Currently, the focus is mainly on economic matters. Apparently, it is not achieving much, because of negativity and mistrust. Despite all the efforts and intentions, somehow the diplomatic process got stuck somewhere; and the differences and mistrust are not being resolved fast enough.

In a bid to change this atmosphere, it is probably time for both countries to evaluate the existing policies and invest in a shared opportunity-based policy, which means extensive cultural exchange programs, collaboration between scientists and academics, joint education programs between top universities, creation of joint industry and business research groups, and of course, easy and effective visa procedures.

There must be clear intentions, agenda, and effective mechanisms to learn about each other and to engage with each other in every level possible.

It would be wise to respond to those challenges of education, science, and research jointly rather than alone

Building a strong relationship between two countries is not just about economic partnerships or solving border issues. It is important to allocate the time and effort to find common ground.

Focus must be put on people and their desires. Bangladeshis and Indians are proud of their respective cultures, and are dedicated to make efforts for its preservation. We have the same expectations from the health and education sectors, democracy, and leadership. These are the common ground between the people of the two nations, which can be used to build bridges.

Understanding the domestic dimension and building confidence amongst people are pivotal, and can only be achieved by shared living experiences of the travellers, students, and current and future academics. Let’s not forget that it is always easy to communicate with people who we trust and are familiar with.

Countries around the globe are now responding to global challenges collaboratively. Neither Bangladesh nor India currently has such a partner -- which means there is an opportunity for both to build a true and meaningful regional partnership for future prosperity.

There is a widespread belief that the future holds great opportunity for this part of the world.

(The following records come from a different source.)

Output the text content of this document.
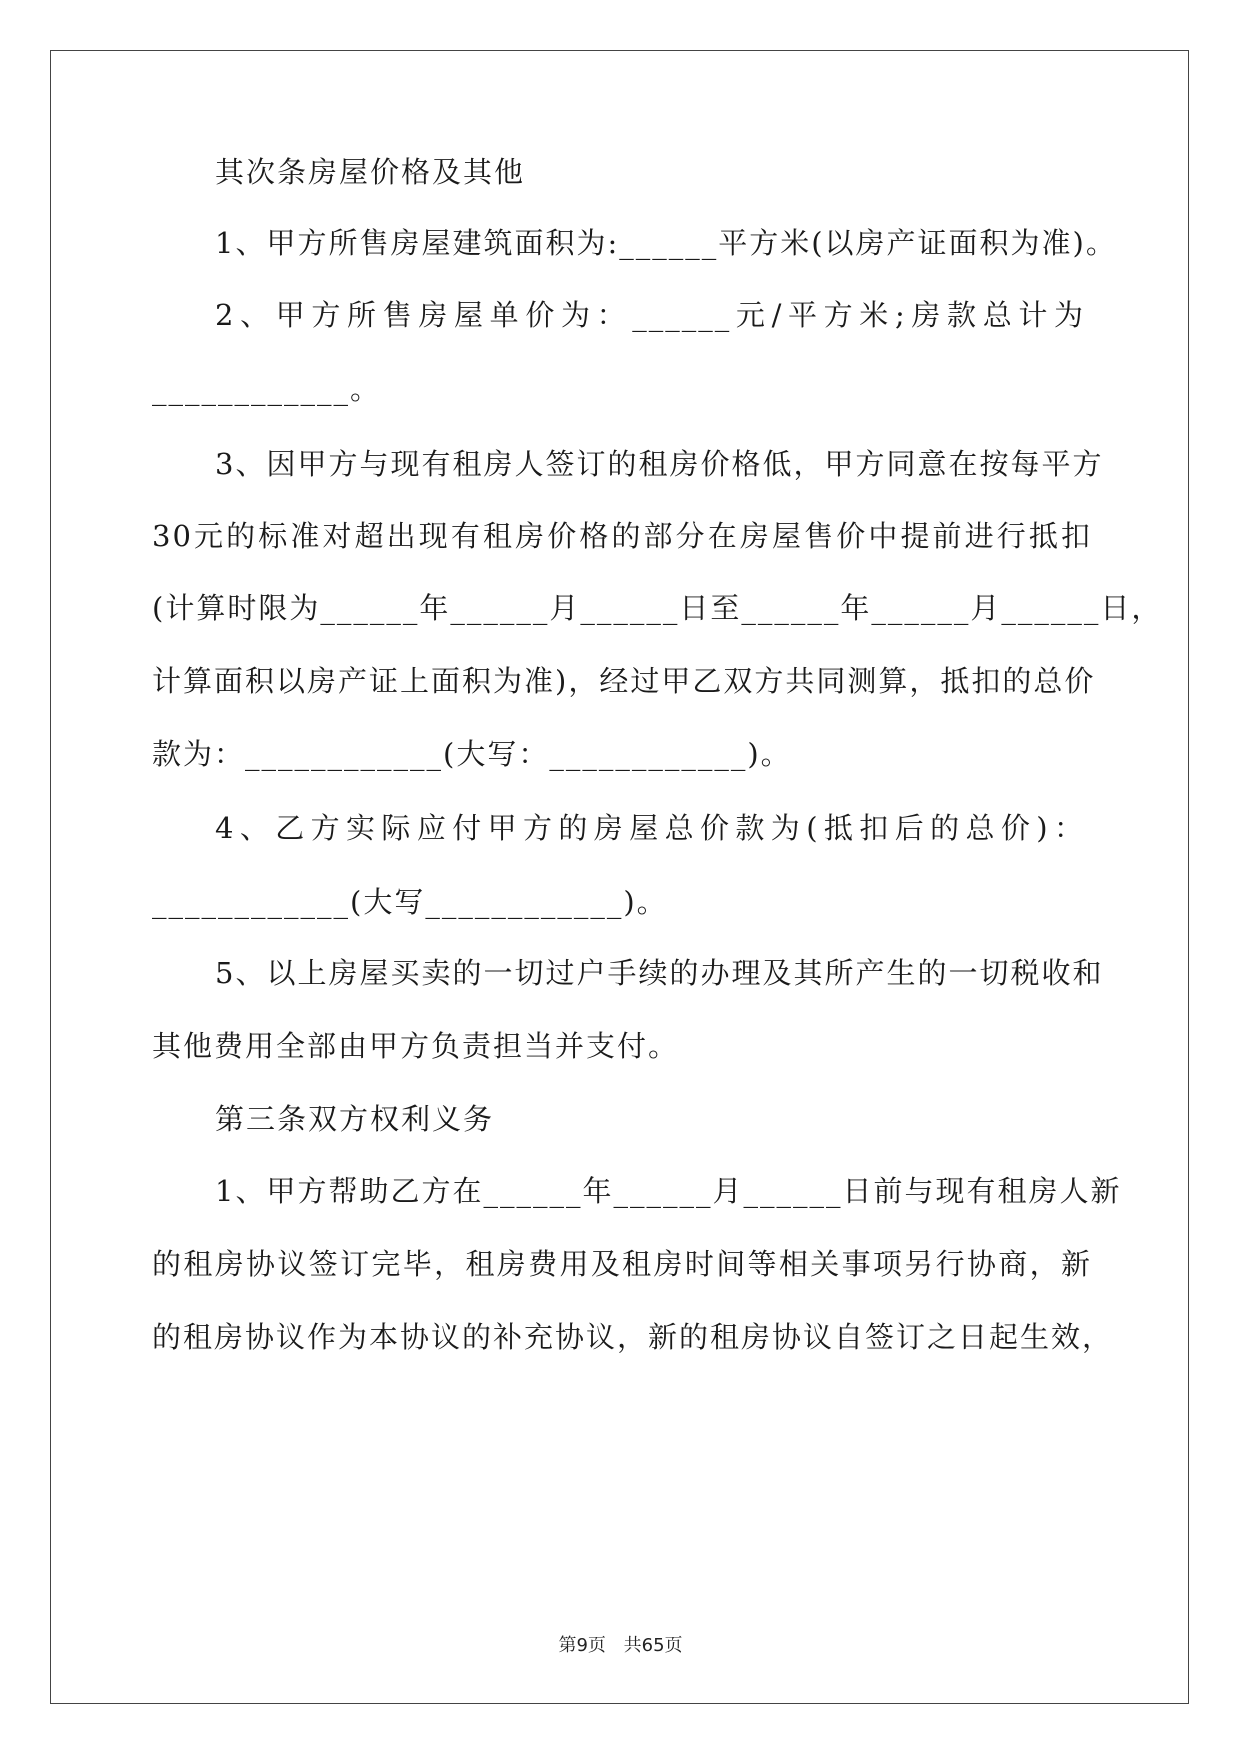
其次条房屋价格及其他
1、甲方所售房屋建筑面积为:______平方米(以房产证面积为准)。
2、甲方所售房屋单价为：______元/平方米;房款总计为
____________。
3、因甲方与现有租房人签订的租房价格低，甲方同意在按每平方
30元的标准对超出现有租房价格的部分在房屋售价中提前进行抵扣
(计算时限为______年______月______日至______年______月______日，
计算面积以房产证上面积为准)，经过甲乙双方共同测算，抵扣的总价
款为：____________(大写：____________)。
4、乙方实际应付甲方的房屋总价款为(抵扣后的总价)：
____________(大写____________)。
5、以上房屋买卖的一切过户手续的办理及其所产生的一切税收和
其他费用全部由甲方负责担当并支付。
第三条双方权利义务
1、甲方帮助乙方在______年______月______日前与现有租房人新
的租房协议签订完毕，租房费用及租房时间等相关事项另行协商，新
的租房协议作为本协议的补充协议，新的租房协议自签订之日起生效，
第9页 共65页
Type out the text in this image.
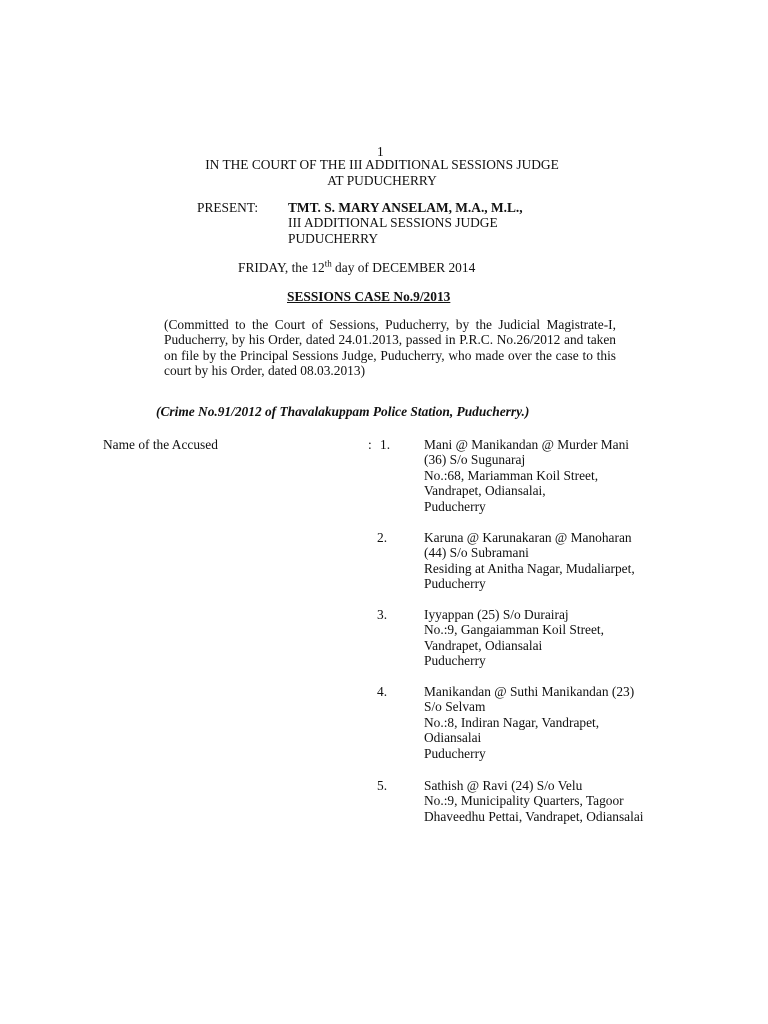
1
IN THE COURT OF THE III ADDITIONAL SESSIONS JUDGE
AT PUDUCHERRY
PRESENT: TMT. S. MARY ANSELAM, M.A., M.L.,
III ADDITIONAL SESSIONS JUDGE
PUDUCHERRY
FRIDAY, the 12th day of DECEMBER 2014
SESSIONS CASE No.9/2013
(Committed to the Court of Sessions, Puducherry, by the Judicial Magistrate-I, Puducherry, by his Order, dated 24.01.2013, passed in P.R.C. No.26/2012 and taken on file by the Principal Sessions Judge, Puducherry, who made over the case to this court by his Order, dated 08.03.2013)
(Crime No.91/2012 of Thavalakuppam Police Station, Puducherry.)
Name of the Accused	: 1.	Mani @ Manikandan @ Murder Mani
(36) S/o Sugunaraj
No.:68, Mariamman Koil Street,
Vandrapet, Odiansalai,
Puducherry
2.	Karuna @ Karunakaran @ Manoharan
(44) S/o Subramani
Residing at Anitha Nagar, Mudaliarpet,
Puducherry
3.	Iyyappan (25) S/o Durairaj
No.:9, Gangaiamman Koil Street,
Vandrapet, Odiansalai
Puducherry
4.	Manikandan @ Suthi Manikandan (23)
S/o Selvam
No.:8, Indiran Nagar, Vandrapet,
Odiansalai
Puducherry
5.	Sathish @ Ravi (24) S/o Velu
No.:9, Municipality Quarters, Tagoor
Dhaveedhu Pettai, Vandrapet, Odiansalai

And the predicted economic advancements would definitely change the living standard of people in this region, which also means new challenges. It would be wise to respond to those challenges of education, science, and research jointly rather than alone.

To find the driving and influencing forces of the two nations, it is high time for a joint Bangladesh-India research and education centre -- as the commissioning of new studies through the institute and collaboration between academics can radically re-shape the relationship. It can achieve goals which were considered impossible in the past.

We all know the historic and cultural similarities between Bangladesh and India. There is plenty of common ground which must be used positively to find new ways of collaboration. We have more things that unite us, than we do that divide us. It is time to identify them and use them positively through new approaches.

Nur E Emroz Alam Tonoy is a blogger.